Cepat-cepat ia menanggalkan pakaian dan langsung ke gereja. Hari itu persiapan menjelang perayaan tahun baru. Dentang lonceng gereja di bunyikan, gema nyanyian terus dikumandangkan. Sebentar lagi pergantian tahun lama ke tahun baru. Guru Petrus menyediakan kado dan sebuah amplop tebal, bertuliskan ”Kado seorang guru Honor untuk Tuhan Allah”.

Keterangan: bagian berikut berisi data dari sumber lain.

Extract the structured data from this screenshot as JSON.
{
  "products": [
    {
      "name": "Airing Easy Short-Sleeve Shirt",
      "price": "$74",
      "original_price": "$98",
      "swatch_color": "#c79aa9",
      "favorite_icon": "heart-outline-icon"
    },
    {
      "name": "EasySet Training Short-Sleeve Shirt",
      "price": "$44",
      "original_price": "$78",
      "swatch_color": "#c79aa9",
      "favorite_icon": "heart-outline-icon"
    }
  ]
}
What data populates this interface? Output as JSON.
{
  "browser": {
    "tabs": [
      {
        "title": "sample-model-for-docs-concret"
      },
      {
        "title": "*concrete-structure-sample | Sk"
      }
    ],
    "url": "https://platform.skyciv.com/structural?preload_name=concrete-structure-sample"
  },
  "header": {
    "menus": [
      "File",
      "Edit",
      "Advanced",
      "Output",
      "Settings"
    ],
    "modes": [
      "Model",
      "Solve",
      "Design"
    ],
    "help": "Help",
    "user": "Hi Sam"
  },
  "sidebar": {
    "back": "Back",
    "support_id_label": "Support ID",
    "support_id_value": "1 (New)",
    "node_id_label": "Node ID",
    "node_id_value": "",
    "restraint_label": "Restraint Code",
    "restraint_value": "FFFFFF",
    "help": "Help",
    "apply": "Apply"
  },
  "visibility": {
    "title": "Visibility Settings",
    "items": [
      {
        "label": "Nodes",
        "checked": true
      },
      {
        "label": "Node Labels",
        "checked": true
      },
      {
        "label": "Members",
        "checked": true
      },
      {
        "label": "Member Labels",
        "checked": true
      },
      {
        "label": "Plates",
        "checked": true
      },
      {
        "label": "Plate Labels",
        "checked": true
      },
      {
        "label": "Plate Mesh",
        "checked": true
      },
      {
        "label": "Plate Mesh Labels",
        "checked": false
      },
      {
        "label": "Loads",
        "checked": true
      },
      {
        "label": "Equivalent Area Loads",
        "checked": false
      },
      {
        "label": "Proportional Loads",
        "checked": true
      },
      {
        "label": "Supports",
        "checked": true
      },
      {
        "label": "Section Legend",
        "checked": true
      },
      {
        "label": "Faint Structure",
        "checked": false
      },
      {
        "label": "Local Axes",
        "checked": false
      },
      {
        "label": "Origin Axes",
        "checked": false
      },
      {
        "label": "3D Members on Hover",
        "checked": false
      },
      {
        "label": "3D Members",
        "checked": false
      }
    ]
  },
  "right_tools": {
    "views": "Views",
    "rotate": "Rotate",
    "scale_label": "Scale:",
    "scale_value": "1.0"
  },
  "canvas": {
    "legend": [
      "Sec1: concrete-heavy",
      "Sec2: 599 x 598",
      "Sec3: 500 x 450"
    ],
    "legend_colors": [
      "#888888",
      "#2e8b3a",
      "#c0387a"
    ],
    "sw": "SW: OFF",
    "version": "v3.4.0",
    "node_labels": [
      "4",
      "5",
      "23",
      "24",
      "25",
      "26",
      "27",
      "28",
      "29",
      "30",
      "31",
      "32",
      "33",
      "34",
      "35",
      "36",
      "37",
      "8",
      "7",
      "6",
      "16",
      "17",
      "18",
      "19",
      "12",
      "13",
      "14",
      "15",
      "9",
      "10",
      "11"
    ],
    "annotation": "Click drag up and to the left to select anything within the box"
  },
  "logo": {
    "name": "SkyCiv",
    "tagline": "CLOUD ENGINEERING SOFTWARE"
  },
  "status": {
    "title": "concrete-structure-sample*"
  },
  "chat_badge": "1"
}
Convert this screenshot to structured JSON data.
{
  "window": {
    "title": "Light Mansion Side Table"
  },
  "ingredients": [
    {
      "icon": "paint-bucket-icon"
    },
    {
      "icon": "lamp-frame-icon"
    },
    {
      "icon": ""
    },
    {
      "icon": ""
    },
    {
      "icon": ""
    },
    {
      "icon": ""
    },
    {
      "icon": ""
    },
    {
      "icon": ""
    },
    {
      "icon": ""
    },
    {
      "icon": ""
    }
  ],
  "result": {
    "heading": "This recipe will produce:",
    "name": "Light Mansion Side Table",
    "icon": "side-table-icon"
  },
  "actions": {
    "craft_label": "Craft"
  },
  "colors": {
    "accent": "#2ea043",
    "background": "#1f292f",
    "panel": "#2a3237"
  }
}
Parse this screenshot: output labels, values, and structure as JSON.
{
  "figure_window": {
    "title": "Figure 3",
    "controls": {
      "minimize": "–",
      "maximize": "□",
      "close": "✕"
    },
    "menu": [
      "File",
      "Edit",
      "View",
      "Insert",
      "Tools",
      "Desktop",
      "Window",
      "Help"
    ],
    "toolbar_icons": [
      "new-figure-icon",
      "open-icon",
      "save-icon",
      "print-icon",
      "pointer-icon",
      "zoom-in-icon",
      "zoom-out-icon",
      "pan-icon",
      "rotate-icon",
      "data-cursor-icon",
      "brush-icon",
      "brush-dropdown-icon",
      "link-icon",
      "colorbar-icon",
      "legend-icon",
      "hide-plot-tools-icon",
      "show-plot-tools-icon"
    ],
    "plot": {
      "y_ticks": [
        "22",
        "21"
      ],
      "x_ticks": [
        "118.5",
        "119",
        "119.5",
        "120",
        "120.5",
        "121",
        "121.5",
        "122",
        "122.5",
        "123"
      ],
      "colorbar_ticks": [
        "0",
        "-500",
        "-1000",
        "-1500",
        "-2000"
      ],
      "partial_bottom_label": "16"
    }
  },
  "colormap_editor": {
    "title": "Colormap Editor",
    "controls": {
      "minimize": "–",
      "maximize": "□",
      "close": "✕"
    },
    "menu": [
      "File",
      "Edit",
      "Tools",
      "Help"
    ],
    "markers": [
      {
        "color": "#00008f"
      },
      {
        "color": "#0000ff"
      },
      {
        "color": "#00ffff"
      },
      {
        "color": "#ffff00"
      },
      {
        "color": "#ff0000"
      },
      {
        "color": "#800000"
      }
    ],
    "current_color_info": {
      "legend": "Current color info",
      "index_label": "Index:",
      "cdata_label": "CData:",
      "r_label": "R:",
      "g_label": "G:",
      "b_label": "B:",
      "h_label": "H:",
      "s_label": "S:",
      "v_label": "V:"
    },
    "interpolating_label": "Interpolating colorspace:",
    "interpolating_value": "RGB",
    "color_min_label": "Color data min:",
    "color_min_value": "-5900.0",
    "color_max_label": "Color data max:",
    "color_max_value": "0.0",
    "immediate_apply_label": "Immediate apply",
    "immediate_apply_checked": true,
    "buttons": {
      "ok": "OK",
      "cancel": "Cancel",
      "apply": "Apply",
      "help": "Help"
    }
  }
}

Dengan tangan agak gemetar ia merapikan bungkusan itu. Lalu, ia terkulai sebentar di sebuah kursi kayu di samping meja persembahan. Perlu untuk menenangkan jantungnya dulu. Andaikata, beres perayaan tahun baru, ia menerima amplop balasan. ”Terima kasih untuk kadonya. Indah sekali.” Andaikan itu!
Keterangan:
Bale-bale: Tempat tidur kecil yang terbuat dari bambu (dalam dialek Lamaholot Flores Timur–NTT)
Keleka: Tempat menyimpan sayur, buah dan lainnya.Terbuat dari anyaman daun lontar
Tembako Koli: Rokok yang terbuat dari lontar
Kelotong: Periuk memasak nasi. Biasanya panggilan itu biar lebih akrab.
Ama lera wulan: Tuhan Allah
Ikan sembe: Ikan yang banyak diperoleh di perairan wilayah Banjung Bunga Flores
Beatrix Polen Aran, Guru di SMP Negeri 3 Tanjung Bunga, Kabupaten Flores Timur, NTT. Menulis cerpen dan puisi di media cetak lokal dan nasional. Bergiat di Nara Teater Kabupaten Flores Timur.